Kattia: But you actually do feel your true emotions because now those hormones are helping you. Everything that has been kept inside is now coming out, you’re flourishing to become a beautiful woman, the real you is finally appearing.
RIan: What would you suggest, if you could give any advice to anybody who is on a similar journey, what would you tell them?
Kattia: If there’s any other people out there that has started on hormone therapy or that’s about to start on hormone therapy, don’t give up. If you feel like you’re emotional or something speak to someone and love yourself and remember that you are beautiful, no matter what anyone else says.
Rian: I think also what I would like to add here is that you have a support group on Facebook happening?
Kattia: Yes, I do have one where we interact with other trans women from all over South Africa.
Rian: Tell me a little bit about this support group.
Kattia: In our support group we have a group of transgender people that will throw out questions and anybody can answer those questions. For example if you are about to start on hormone therapy, you will mention the names of the tablets and they will tell you whether it’s the correct treatment you’re going on, who’s the doctor seeing you, so they basically enlightening and advising you on things you need to know.

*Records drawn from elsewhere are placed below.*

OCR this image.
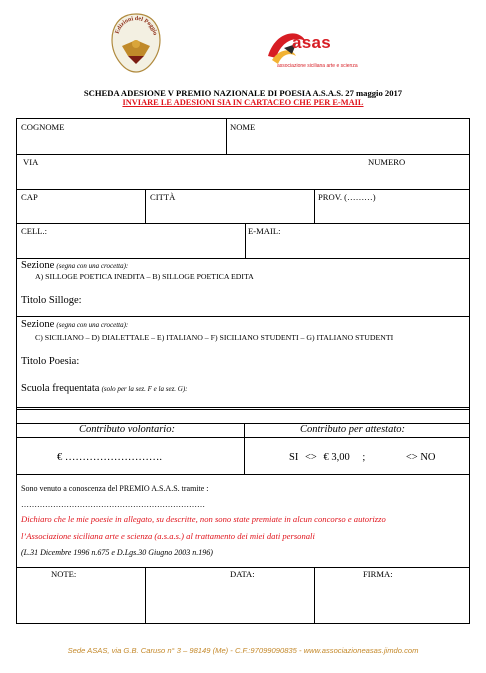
Edizioni del Poggio	asas
associazione siciliana arte e scienza
SCHEDA ADESIONE V PREMIO NAZIONALE DI POESIA A.S.A.S. 27 maggio 2017
INVIARE LE ADESIONI SIA IN CARTACEO CHE PER E-MAIL
COGNOME	NOME
VIA	NUMERO
CAP	CITTÀ	PROV. (………)
CELL.:	E-MAIL:
Sezione (segna con una crocetta):
A) SILLOGE POETICA INEDITA – B) SILLOGE POETICA EDITA
Titolo Silloge:
Sezione (segna con una crocetta):
C) SICILIANO – D) DIALETTALE – E) ITALIANO – F) SICILIANO STUDENTI – G) ITALIANO STUDENTI
Titolo Poesia:
Scuola frequentata (solo per la sez. F e la sez. G):
Contributo volontario:	Contributo per attestato:
€ ……………………….	SI <> € 3,00 ;	<> NO
Sono venuto a conoscenza del PREMIO A.S.A.S. tramite :
……………………………………………………………
Dichiaro che le mie poesie in allegato, su descritte, non sono state premiate in alcun concorso e autorizzo
l’Associazione siciliana arte e scienza (a.s.a.s.) al trattamento dei miei dati personali
(L.31 Dicembre 1996 n.675 e D.Lgs.30 Giugno 2003 n.196)
NOTE:	DATA:	FIRMA:
Sede ASAS, via G.B. Caruso n° 3 – 98149 (Me) - C.F.:97099090835 - www.associazioneasas.jimdo.com
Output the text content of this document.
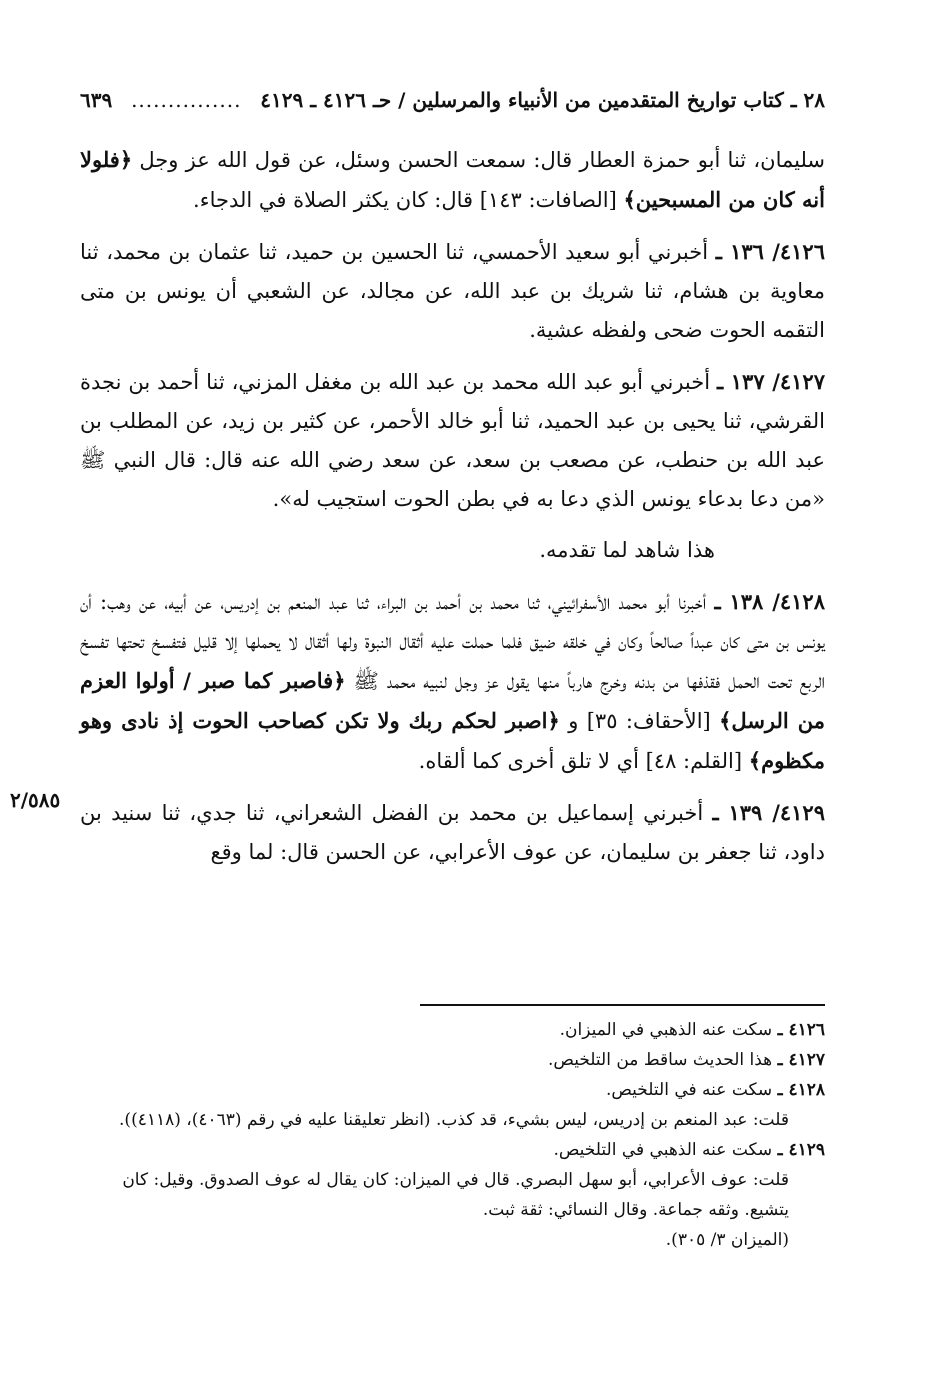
٢٨ ـ كتاب تواريخ المتقدمين من الأنبياء والمرسلين / حـ ٤١٢٦ ـ ٤١٢٩
...............
٦٣٩

سليمان، ثنا أبو حمزة العطار قال: سمعت الحسن وسئل، عن قول الله عز وجل ﴿فلولا أنه كان من المسبحين﴾ [الصافات: ١٤٣] قال: كان يكثر الصلاة في الدجاء.

٤١٢٦/ ١٣٦ ـ أخبرني أبو سعيد الأحمسي، ثنا الحسين بن حميد، ثنا عثمان بن محمد، ثنا معاوية بن هشام، ثنا شريك بن عبد الله، عن مجالد، عن الشعبي أن يونس بن متى التقمه الحوت ضحى ولفظه عشية.

٤١٢٧/ ١٣٧ ـ أخبرني أبو عبد الله محمد بن عبد الله بن مغفل المزني، ثنا أحمد بن نجدة القرشي، ثنا يحيى بن عبد الحميد، ثنا أبو خالد الأحمر، عن كثير بن زيد، عن المطلب بن عبد الله بن حنطب، عن مصعب بن سعد، عن سعد رضي الله عنه قال: قال النبي ﷺ «من دعا بدعاء يونس الذي دعا به في بطن الحوت استجيب له».

هذا شاهد لما تقدمه.

٤١٢٨/ ١٣٨ ـ أخبرنا أبو محمد الأسفرائيني، ثنا محمد بن أحمد بن البراء، ثنا عبد المنعم بن إدريس، عن أبيه، عن وهب: أن يونس بن متى كان عبداً صالحاً وكان في خلقه ضيق فلما حملت عليه أثقال النبوة ولها أثقال لا يحملها إلا قليل فتفسخ تحتها تفسخ الربع تحت الحمل فقذفها من بدنه وخرج هارباً منها يقول عز وجل لنبيه محمد ﷺ ﴿فاصبر كما صبر / أولوا العزم من الرسل﴾ [الأحقاف: ٣٥] و ﴿اصبر لحكم ربك ولا تكن كصاحب الحوت إذ نادى وهو مكظوم﴾ [القلم: ٤٨] أي لا تلق أخرى كما ألقاه.

٤١٢٩/ ١٣٩ ـ أخبرني إسماعيل بن محمد بن الفضل الشعراني، ثنا جدي، ثنا سنيد بن داود، ثنا جعفر بن سليمان، عن عوف الأعرابي، عن الحسن قال: لما وقع

٢/٥٨٥

٤١٢٦ ـ سكت عنه الذهبي في الميزان.

٤١٢٧ ـ هذا الحديث ساقط من التلخيص.

٤١٢٨ ـ سكت عنه في التلخيص.

قلت: عبد المنعم بن إدريس، ليس بشيء، قد كذب. (انظر تعليقنا عليه في رقم (٤٠٦٣)، (٤١١٨)).

٤١٢٩ ـ سكت عنه الذهبي في التلخيص.

قلت: عوف الأعرابي، أبو سهل البصري. قال في الميزان: كان يقال له عوف الصدوق. وقيل: كان يتشيع. وثقه جماعة. وقال النسائي: ثقة ثبت.

(الميزان ٣/ ٣٠٥).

Rian: What is the group called?
Kattia: It is called Transgender Support (Only) Durban.
Rian: So anybody listening to this show who is going through anything like this can join there and they can, you’ll be able to help them?
Kattia: Yes, they can send us a request, they will have to answer the questions that is given to them there and if they’re successful we will approve their request.
Rian: So just another question about that, if you are a transgender ally can you also join the group?
Kattia: Yes, allies are welcome, we love our allies.
Rian: Great. Kattia, anything else that you’d like to add that I might have missed?
Kattia: No, that’s all Rian, thank you.
Rian: GaySA Radio, where you are family. I’m Rian and that was Kattia Williams talking to us about her trans journey.